UN ESQUELETO FOSFORESCENTE FRENTE A MI CAMA


Por Francisco Güemes Priego
Siempre he sido una persona nerviosa, aunque nunca tanto como en esos días. Sólo era un niño de ocho años. Sin embargo, no puedo evitar que se me erice la piel cada que recuerdo la profunda oscuridad que me rodeaba entonces.
No podía dormir. Mis sueños estaban plagados de monstruos, miedos y amenazas. Cada noche quería irme al cuarto de mi mamá. Pero ya era un niño grande y tenía que dormir solo, eso era lo que ella me decía.
Mi más horrible pesadilla fue cuando abrí los ojos y vi un esqueleto fosforescente frente a mi cama. Estaba ahí, inmóvil, mirándome con sus ojos vacíos. Han pasado más de 20 años, pero aún recuerdo su huesuda figura a la perfección, aún siento escalofríos. Pase las siguientes noches con los ojos abiertos, atento sólo al tic tac del despertador: 4:30, 4:35, 4:40, no amanecía.
Una angustia terrible me dominaba durante las horas en que se ocultaba el sol. Entonces, mi mamá decidió añadir a la escuela, el catecismo y la natación, sesiones semanales con Telma, una psicóloga.
Al principio me entendí bien con ella, pero pasaron las semanas y no había mejoría con respecto a mis terrores nocturnos. Todo empeoró cuando vi Candyman, una horrible película de un hombre con un gancho en la mano que aparecía si decías tres veces su nombre frente al espejo.

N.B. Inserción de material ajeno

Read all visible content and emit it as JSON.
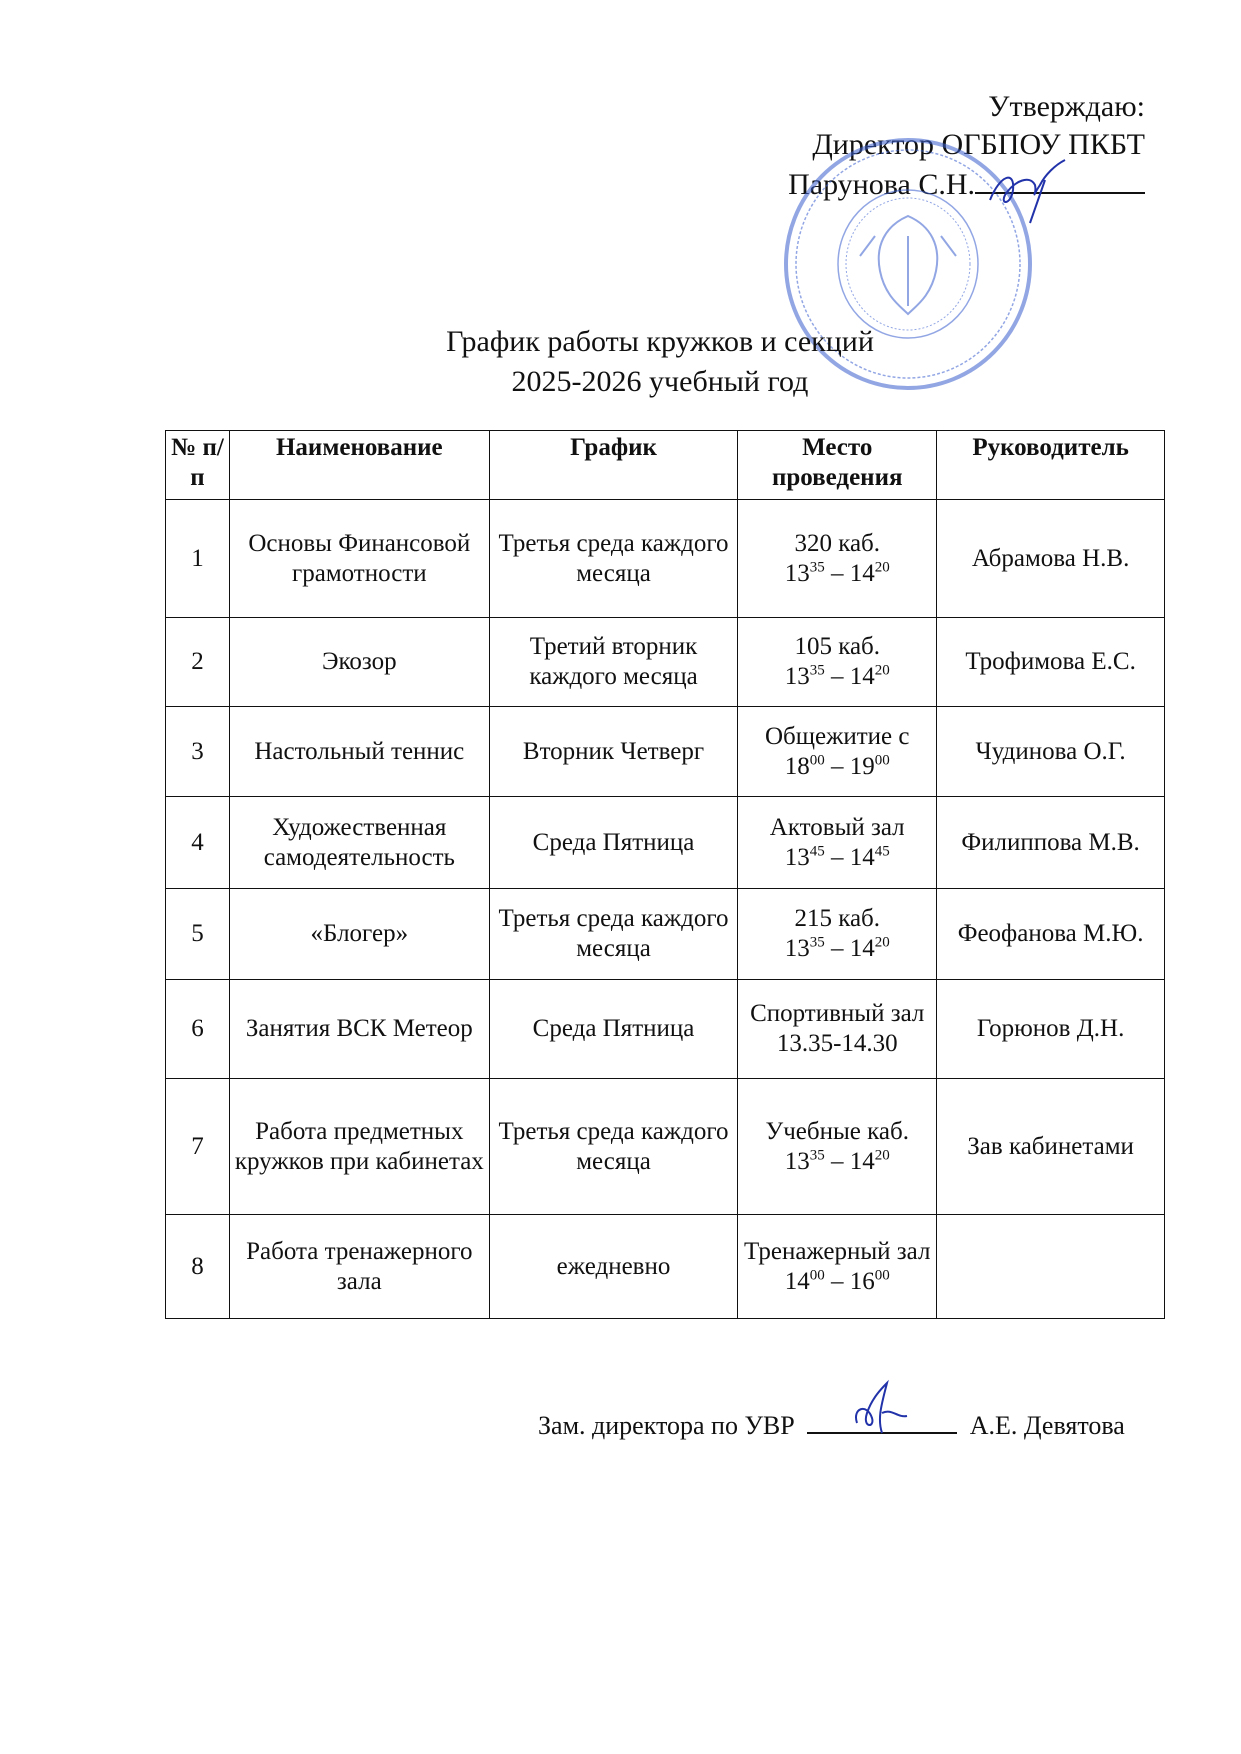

Ante la continuidad de mis insomnios, que afectaban ya mi rendimiento escolar, mi mamá decidió llevarme con un neurólogo. El especialista me recetó un medicamento llamado Melleril. Funcionaba como magia. Una cucharadita en las noches y yo dormía a la perfección, sin gritos ni sobresaltos.
Ya sin temor a la noche y sus espectros, la escuela era lo único ominoso que debía enfrentar. No obstante, descansando las horas necesarias, era más fácil sobrellevar aquellas tediosas horas en el colegio, rodeado de compañeros burlones y maestras demasiado estrictas.
Cuando llevaba seis meses tomando el Melleril, el neurólogo ordenó suspender el medicamento. Según su diagnóstico, yo ya estaba bien.
Vino entonces el horror. Ya no sólo acechaban en la oscuridad, los monstruos estaban al alcance de mis ojos. Mi mamá no sabía qué hacer, la mayoría de las noches me dejaba ir a dormirme a su cuarto, en un colchón bajo su cama, sin embargo, los gritos y terrores continuaban.
No parecía haber salida, entonces, una amiga de mi mamá le recomendó que visitara al dr. Andrade, un homeópata.
En pocos días y, por increíble que parezca, los horrores, los engendros se diluyeron en chochitos de azúcar, cinco antes de cada comida. Por eso, para aquellos que creen que la homeopatía no es más que una superstición y que quienes la ejercen sólo son charlatanes, yo les tengo que decir que no. He experimentado sus milagros en carne propia, salvándome del horror.